Una riconciliazione difficile resa possibile dalla forza e dal coraggio di queste donne. Nelle pagine della storia le donne non emergono spesso e il loro ruolo di artefici del cambiamento poche volte è stato narrato.

In Rwanda, donne di varia estrazione sociale si sono unite, dapprima per esprimere solidarietà reciproca e raccontare le proprie dolorose storie, poi per ricostruire il paese, sia dal punto di vista strettamente economico sia culturale, valoriale, sociale. Mosse dai valori della non violenza, dell’uguaglianza, della pace e della dignità, queste donne si sono unite in associazioni, hanno aperto scuole, sono tornate nei campi, hanno dimostrato di poter gestire attività economiche ed imprenditoriali.

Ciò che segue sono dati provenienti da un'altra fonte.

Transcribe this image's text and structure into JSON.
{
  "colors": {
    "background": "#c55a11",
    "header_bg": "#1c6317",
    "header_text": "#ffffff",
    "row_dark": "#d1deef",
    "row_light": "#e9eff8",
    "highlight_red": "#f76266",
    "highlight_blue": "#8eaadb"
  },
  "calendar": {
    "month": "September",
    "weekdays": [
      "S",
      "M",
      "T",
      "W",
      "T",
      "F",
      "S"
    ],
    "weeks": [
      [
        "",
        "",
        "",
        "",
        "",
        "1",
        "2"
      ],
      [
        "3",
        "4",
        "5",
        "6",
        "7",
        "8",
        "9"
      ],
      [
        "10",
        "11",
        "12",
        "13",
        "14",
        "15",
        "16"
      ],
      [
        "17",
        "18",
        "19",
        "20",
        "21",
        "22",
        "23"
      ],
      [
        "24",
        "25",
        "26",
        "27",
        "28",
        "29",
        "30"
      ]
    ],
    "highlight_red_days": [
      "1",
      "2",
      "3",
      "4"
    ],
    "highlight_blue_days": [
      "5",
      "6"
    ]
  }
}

Il Rwanda oggi conta il 64% di parlamentari donne, un primato mondiale. Grandi forme di emancipazione occupazionale, culturale e politica sono state introdotte in un paese che oggi viene annoverato tra i più dinamici dell’Africa per il suo alto tasso di crescita (tra i più elevati del continente), per la sua capacità di risollevarsi dalle macerie. Tutto questo grazie alle donne, la cui sensibilità ed energia riusciranno forse un giorno a trasformare il Rwanda in una vera democrazia e a superare le diversità etniche.

Riusciranno anche a trasformare il processo di decolonizzazione in un processo di pace e riconciliazione, in un processo di rinascita del continente africano?